Big Data

Big data has quietly infiltrated every corner of business, shaping decisions and strategies worldwide. By 2025, a staggering 463 exabytes of data will be generated daily—equivalent to around 212,765,957 DVDs. This data surge isn’t noise; it’s the lifeblood of organisations, driving an average 8% increase in profits for companies that embrace data solutions. 

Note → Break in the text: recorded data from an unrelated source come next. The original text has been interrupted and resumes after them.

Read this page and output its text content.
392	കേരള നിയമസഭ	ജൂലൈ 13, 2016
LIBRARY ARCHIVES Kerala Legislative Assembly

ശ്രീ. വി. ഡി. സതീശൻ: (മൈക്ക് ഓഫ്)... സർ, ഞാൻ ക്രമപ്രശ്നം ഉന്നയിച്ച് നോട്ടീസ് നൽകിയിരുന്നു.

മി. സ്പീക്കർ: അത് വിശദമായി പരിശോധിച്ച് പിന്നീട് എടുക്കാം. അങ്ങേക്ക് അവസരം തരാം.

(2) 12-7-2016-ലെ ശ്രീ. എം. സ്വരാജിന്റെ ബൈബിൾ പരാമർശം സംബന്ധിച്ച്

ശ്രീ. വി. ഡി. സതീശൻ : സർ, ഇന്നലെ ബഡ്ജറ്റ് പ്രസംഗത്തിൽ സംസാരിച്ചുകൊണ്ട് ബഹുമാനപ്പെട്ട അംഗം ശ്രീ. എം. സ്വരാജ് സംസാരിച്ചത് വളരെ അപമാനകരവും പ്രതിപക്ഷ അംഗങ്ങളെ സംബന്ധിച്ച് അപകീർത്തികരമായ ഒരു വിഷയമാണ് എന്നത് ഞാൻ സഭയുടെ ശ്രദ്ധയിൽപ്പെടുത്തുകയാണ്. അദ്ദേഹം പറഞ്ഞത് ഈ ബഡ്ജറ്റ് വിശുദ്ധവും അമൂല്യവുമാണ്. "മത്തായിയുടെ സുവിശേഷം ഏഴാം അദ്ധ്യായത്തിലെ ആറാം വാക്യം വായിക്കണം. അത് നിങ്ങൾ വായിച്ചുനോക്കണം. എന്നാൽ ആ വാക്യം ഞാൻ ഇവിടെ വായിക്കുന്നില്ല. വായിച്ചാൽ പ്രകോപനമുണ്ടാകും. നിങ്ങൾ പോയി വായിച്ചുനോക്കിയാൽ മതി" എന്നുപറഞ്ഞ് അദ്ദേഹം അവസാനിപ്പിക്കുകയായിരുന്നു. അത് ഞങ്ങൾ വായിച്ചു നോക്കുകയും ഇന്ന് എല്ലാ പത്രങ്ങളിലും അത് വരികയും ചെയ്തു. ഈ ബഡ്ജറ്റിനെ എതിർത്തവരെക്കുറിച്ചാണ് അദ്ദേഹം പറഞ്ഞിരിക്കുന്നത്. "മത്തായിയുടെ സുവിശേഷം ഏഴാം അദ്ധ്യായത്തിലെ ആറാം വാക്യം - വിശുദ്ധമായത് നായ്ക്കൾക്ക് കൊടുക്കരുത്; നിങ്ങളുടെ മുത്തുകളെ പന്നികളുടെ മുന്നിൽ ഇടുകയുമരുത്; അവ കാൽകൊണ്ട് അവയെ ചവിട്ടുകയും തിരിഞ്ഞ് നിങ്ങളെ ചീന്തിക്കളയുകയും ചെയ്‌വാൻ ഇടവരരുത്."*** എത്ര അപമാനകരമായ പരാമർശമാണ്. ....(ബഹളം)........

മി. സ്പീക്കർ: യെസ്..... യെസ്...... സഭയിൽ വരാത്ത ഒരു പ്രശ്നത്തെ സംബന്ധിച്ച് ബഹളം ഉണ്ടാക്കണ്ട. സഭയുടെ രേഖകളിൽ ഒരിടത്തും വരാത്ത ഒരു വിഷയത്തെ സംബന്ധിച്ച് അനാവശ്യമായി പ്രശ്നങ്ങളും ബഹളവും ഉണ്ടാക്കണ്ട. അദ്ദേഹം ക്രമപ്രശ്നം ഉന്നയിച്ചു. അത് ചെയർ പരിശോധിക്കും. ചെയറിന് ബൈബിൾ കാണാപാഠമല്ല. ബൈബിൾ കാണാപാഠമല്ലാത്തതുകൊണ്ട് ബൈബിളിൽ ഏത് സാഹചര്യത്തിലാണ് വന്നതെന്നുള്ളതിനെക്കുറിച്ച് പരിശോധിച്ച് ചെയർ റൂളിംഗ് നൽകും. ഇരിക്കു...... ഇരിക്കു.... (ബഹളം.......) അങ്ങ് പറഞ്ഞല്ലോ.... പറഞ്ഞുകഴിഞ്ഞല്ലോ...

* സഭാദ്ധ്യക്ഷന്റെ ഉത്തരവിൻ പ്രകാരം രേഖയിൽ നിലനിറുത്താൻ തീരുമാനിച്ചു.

But, does Big Data by itself make sense?

Big data is the raw material gathered from various sources, but it makes sense when there is context, interpretation and decision-making from the data. This is where AI (artificial intelligence) comes into play. Whether it’s analysing sales figures, patient records, or market trends, AI, firstly, helps us understand data within its context. Secondly, by extracting and interpreting meaning from data, AI bridges the gap between data and actionable insights. Lastly, AI empowers decision-makers. From optimising supply chains to personalising marketing campaigns, data-driven decisions rely on AI’s ability to process information and recommend actions.

8 Ways AI has Revolutionised Big Data 

Like we said earlier, firstly, AI algorithms have enabled the conversion of big data into actionable insights, empowering organisations to make informed decisions, optimise processes, and predict future trends. These algorithms have been able to enhance big data’s processing capabilities, facilitating the identification of complex connections, anomalies, and correlations that might otherwise remain unnoticed. 

Additionally, AI has enabled the real-time analysis of massive data sets, delegating tasks such as pattern identification and learning to computer-based systems. This agility in analysing large volumes of data has enhanced decision-making processes by providing timely and relevant information. 

Moreover, AI applied to big data has proven to eliminate analysis paralysis by swiftly providing clear and actionable directions from large data sets, thus avoiding inaccurate interpretations. With the increasing adoption of cloud computing and IoT sensors, the use cases for big data and AI have become more prevalent. 

Furthermore, AI algorithms have automated data processing tasks, including data cleaning, transformation, and feature engineering, thereby reducing manual effort and accelerating the entire data pipeline. 

AI-driven recommendation engines have leveraged big data to analyse user behavior and preferences, offering personalised content, product recommendations, and targeted marketing. 

Predictive analytics models, such as regression, decision trees, and neural networks, have leveraged historical data to forecast trends, customer behavior, and market dynamics, informing strategic decisions. 

Natural Language Processing (NLP) techniques powered by AI have been able to process unstructured text data, enabling applications such as sentiment analysis, chatbots, and language translation, extracting valuable insights from textual data. 

Lastly, AI algorithms have been able to successfully identify anomalies or outliers in large datasets, enhancing data quality and security by detecting fraud, network intrusions, or equipment failures. 

Shell plc, HSBC, BP, Rio Tinto, Lloyds Banking Group – each of these organisations have combined AI and big data to drive various business decisions. Shell plc, for example, uses AI for oil exploration, supply chain optimisation, and predictive maintenance. HSBC uses it for fraud detection, risk management and customer service. BP uses it for reservoir modeling, safety monitoring, and emission reduction, and so on. 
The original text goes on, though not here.